The result is like an oracle's prediction, but much less cryptic. In fact, one of Hillbruner's biggest contributions in his five years at FEWS NET has been his work with the global food-security community to make the vocabulary for talking about severe hunger crystal clear.

"In the past, you would have one agency calling it famine, one calling it an emergency and one calling it a crisis," Hillbruner says. "And it wasn't always apparent—particularly to decision-makers and donors—are people really saying different things, or are they saying the same thing and just using different words?"

FEWS NET, along with other leading humanitarian agencies, now uses and promotes a scale with very specific definitions. A "crisis," phase 3, means that 20 percent of households can meet their minimal food needs only by selling off livestock or other assets. (FEWS NET predicted last year that 15 places in the world could reach that level by March.) When even selling off belongings isn't enough, that region is considered in phase 4, "emergency."

For "famine," the worst level on the scale at phase 5, "we deliberately set the bar higher," Hillbruner says. The word "famine" is always cause for alarm, and in the past, aid agencies have brandished it when they needed to draw attention to a particular situation—perhaps even when they shouldn't.

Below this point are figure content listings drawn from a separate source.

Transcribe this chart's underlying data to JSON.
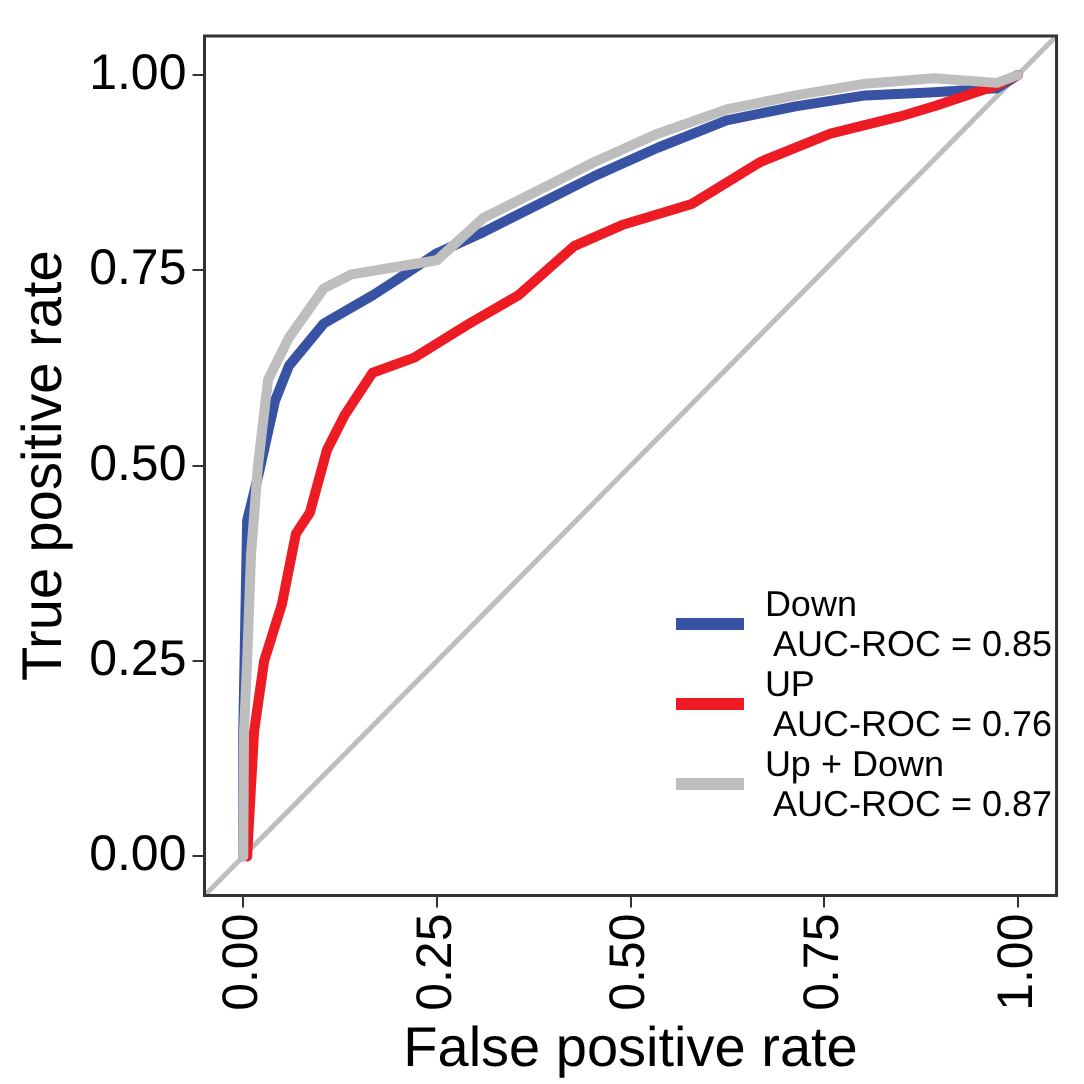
{
  "chart_data": {
    "type": "line",
    "xlabel": "False positive rate",
    "ylabel": "True positive rate",
    "xlim": [
      -0.05,
      1.05
    ],
    "ylim": [
      -0.05,
      1.05
    ],
    "xticks": [
      {
        "value": 0,
        "label": "0.00"
      },
      {
        "value": 0.25,
        "label": "0.25"
      },
      {
        "value": 0.5,
        "label": "0.50"
      },
      {
        "value": 0.75,
        "label": "0.75"
      },
      {
        "value": 1,
        "label": "1.00"
      }
    ],
    "yticks": [
      {
        "value": 0,
        "label": "0.00"
      },
      {
        "value": 0.25,
        "label": "0.25"
      },
      {
        "value": 0.5,
        "label": "0.50"
      },
      {
        "value": 0.75,
        "label": "0.75"
      },
      {
        "value": 1,
        "label": "1.00"
      }
    ],
    "grid": false,
    "legend": "bottom right",
    "marker": "none",
    "line_style": "solid",
    "series": [
      {
        "name": "Down\n AUC-ROC = 0.85",
        "color": "#3953a4",
        "x": [
          0,
          0,
          0.005,
          0.02,
          0.041,
          0.059,
          0.104,
          0.167,
          0.195,
          0.25,
          0.31,
          0.382,
          0.454,
          0.535,
          0.624,
          0.713,
          0.803,
          0.892,
          0.973,
          1
        ],
        "values": [
          0,
          0.16,
          0.43,
          0.49,
          0.583,
          0.628,
          0.682,
          0.718,
          0.736,
          0.772,
          0.799,
          0.835,
          0.871,
          0.907,
          0.942,
          0.96,
          0.974,
          0.978,
          0.983,
          1
        ]
      },
      {
        "name": "UP\n AUC-ROC = 0.76",
        "color": "#ed1c24",
        "x": [
          0.005,
          0.014,
          0.027,
          0.05,
          0.068,
          0.086,
          0.108,
          0.131,
          0.167,
          0.22,
          0.292,
          0.355,
          0.427,
          0.489,
          0.579,
          0.668,
          0.758,
          0.848,
          0.892,
          0.973,
          1
        ],
        "values": [
          0,
          0.16,
          0.25,
          0.323,
          0.413,
          0.44,
          0.52,
          0.565,
          0.619,
          0.638,
          0.682,
          0.718,
          0.781,
          0.808,
          0.835,
          0.889,
          0.925,
          0.947,
          0.96,
          0.987,
          1
        ]
      },
      {
        "name": "Up + Down\n AUC-ROC = 0.87",
        "color": "#bebebe",
        "x": [
          0,
          0.001,
          0.005,
          0.01,
          0.019,
          0.032,
          0.059,
          0.104,
          0.14,
          0.195,
          0.25,
          0.31,
          0.382,
          0.454,
          0.535,
          0.624,
          0.713,
          0.803,
          0.892,
          0.973,
          1
        ],
        "values": [
          0,
          0.16,
          0.25,
          0.385,
          0.5,
          0.61,
          0.664,
          0.727,
          0.745,
          0.754,
          0.763,
          0.817,
          0.853,
          0.889,
          0.925,
          0.956,
          0.974,
          0.989,
          0.996,
          0.99,
          1
        ]
      },
      {
        "color": "#bebebe",
        "x": [
          -0.05,
          1.05
        ],
        "values": [
          -0.05,
          1.05
        ]
      }
    ]
  }
}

"People who are advocating for a given crisis are going to make that crisis sound as bad as they can," Hillbruner says, hinting at the damage that can be done when NGOs cry wolf too often. FEWS NET, on the other hand, can be impartial and makes all its reports publicly available on its website, because, Hillbruner says, "we have no other stake in the game."

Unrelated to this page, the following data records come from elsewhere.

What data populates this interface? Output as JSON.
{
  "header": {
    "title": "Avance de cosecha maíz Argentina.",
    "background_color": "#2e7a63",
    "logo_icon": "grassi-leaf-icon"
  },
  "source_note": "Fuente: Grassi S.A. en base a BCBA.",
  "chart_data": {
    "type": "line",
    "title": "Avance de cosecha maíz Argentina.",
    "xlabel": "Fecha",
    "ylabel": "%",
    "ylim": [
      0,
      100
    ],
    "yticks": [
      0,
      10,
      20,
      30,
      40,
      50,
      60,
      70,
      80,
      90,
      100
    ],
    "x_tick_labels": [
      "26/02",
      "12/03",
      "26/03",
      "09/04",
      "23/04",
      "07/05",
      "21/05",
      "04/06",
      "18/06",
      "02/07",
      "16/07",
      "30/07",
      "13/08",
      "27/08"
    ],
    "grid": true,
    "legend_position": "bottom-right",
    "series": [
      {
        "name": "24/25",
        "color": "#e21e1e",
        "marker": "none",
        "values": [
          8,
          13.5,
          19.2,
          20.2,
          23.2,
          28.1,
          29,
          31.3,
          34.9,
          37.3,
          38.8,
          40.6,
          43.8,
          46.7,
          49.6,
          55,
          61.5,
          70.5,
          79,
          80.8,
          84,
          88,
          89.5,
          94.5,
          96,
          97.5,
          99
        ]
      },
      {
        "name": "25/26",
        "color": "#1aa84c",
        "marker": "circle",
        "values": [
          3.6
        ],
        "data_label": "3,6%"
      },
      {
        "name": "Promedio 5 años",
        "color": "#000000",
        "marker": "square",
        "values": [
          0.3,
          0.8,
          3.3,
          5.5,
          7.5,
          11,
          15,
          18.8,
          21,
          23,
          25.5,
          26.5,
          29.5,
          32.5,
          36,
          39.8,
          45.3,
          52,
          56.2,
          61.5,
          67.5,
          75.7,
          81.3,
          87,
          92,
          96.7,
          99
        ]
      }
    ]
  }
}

The last time FEWS NET declared a famine was in 2011, in Somalia. Many people thought that a similar declaration would be made about South Sudan in 2014, but FEWS NET disagreed, even as it called for immediate response to avoid "dramatic deterioration."

Hillbruner says there is often too much weight put on famine declaration as the trigger for action. It is much less expensive—and much less deadly—to intervene before things get that bad.

"There should be urgent response starting at phase 3," he says. "If you are waiting for phase 5 to respond, you are always going to be too late."

For the most part, FEWS NET's predictions have been correct, but numbers and places are still only a rough estimate. In 2012, FEWS NET was concerned about price increases in Malawi, as it anticipated the government was going to devalue its own currency. "We made a prediction that prices were going to double," Hillbruner says. "Prices quadrupled."

There is always uncertainty in dealing with the future. And that can be a problem, Hillbruner says, because the international system of humanitarian assistance isn't that adept at dealing with uncertainty.

"If a massive earthquake happens and there is clear need right now, the international community is able to mobilize quickly," Hillbruner says. "But if you say there is a 50 percent chance that there is going to be famine in South Sudan in nine months, we are not as good at knowing what to do."